Cubans had been fighting for their independence from Spain for nearly three years before the U.S. entered the war in 1898. With the invasion by the U.S., the Spanish American War forced Spain to give Puerto Rico, the Philippines, Guam, and Cuba to the United States. On May 20th, 1902, Cuba received their independence from the U.S. This newfound independence should have been a glorious day in the history of Cuba.

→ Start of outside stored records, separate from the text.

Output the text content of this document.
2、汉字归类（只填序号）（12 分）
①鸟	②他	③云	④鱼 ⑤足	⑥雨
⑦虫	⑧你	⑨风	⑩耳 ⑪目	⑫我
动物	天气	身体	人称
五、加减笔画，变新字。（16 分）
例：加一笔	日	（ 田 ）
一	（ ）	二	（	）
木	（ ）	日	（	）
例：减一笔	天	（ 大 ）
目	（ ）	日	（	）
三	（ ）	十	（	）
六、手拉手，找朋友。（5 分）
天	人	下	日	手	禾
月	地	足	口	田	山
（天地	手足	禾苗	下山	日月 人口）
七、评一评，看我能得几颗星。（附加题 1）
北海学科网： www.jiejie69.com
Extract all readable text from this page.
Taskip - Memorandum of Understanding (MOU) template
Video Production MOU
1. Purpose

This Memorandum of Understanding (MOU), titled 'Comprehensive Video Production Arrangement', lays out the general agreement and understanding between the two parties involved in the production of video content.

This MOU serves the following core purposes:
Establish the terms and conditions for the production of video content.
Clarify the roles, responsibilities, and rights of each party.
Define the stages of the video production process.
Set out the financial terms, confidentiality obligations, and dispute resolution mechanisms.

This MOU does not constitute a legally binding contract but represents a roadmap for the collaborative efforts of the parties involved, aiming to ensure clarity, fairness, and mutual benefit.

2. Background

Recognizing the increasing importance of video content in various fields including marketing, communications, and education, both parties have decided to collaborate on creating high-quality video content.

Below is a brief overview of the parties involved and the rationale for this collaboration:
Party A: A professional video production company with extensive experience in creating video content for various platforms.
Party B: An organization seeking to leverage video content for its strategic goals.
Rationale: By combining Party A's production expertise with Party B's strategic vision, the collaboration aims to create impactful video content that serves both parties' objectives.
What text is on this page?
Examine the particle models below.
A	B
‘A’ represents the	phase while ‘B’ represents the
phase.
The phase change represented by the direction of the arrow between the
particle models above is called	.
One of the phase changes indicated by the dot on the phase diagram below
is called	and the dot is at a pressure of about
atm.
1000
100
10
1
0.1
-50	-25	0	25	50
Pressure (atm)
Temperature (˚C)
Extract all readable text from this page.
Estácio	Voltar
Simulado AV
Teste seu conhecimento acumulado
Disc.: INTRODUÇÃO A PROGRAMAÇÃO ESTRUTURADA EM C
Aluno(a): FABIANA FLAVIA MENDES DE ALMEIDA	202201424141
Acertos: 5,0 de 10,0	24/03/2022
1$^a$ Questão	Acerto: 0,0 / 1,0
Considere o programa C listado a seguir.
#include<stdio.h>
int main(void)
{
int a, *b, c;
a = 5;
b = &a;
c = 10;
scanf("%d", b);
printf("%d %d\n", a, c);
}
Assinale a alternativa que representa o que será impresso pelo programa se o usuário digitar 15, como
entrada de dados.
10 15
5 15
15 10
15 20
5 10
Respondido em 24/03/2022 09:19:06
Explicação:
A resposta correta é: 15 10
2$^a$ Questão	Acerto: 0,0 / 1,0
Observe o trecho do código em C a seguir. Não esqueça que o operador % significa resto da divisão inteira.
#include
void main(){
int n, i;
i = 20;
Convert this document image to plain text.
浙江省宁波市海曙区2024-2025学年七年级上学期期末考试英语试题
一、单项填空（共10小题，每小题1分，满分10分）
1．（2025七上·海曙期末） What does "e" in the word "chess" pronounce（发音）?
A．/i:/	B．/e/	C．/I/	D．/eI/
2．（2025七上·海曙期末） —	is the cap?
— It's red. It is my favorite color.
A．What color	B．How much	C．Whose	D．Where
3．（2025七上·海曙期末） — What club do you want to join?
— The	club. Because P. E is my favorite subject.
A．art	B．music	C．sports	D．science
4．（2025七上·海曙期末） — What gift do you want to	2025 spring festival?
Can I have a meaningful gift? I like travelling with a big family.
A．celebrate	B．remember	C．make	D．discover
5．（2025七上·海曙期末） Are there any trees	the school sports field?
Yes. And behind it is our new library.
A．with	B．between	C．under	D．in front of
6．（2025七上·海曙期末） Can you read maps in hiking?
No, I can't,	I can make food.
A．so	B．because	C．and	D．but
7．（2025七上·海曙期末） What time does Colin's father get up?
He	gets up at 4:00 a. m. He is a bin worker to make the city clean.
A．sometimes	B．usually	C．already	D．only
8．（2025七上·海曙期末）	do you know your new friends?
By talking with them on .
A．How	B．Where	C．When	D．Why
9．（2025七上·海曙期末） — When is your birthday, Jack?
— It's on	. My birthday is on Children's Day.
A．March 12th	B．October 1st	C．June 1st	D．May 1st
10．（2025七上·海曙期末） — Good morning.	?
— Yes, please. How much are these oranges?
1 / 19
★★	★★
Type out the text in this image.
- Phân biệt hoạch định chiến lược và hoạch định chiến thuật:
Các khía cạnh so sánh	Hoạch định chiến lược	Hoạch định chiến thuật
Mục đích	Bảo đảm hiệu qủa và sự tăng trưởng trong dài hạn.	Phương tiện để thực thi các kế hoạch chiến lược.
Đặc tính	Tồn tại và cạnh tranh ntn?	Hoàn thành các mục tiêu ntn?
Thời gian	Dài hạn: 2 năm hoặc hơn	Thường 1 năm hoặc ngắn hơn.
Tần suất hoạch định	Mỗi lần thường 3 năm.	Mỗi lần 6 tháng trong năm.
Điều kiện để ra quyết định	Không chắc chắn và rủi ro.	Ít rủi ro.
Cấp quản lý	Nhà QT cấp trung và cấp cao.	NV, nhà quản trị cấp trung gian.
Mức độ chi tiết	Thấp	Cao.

When the war was over, the U.S. needed some way to continue control. In which Congress authorized President McKinley to go to war in the first place, the Teller Amendment also required that troops leave upon Cuban independence. This led to the Platt Amendment, which placed eight conditions on the Cuban Government before the U.S. would withdraw. Allowing for U.S. military intervention to save Cuban independence. Realistically, they were making Cuba a puppet of the U.S. Americans would have a considerable say in who sat in the seat of power in Cuba. At this time, it was American corporations that ran the industries. The good times leading up to the Wall Street Crash had Americans bringing in dangerous activities such as gambling.
The following two decades brought a constant struggle between the ruling and the very wealthy class and the peasant working class. These struggles led to the July 26th movement and the new regime. That revolution has kept all but the original revolutionaries of Cuba from being accessible to this day. So, May 20th is not celebrated in Cuba because the Cuban on the street has not ever known freedom.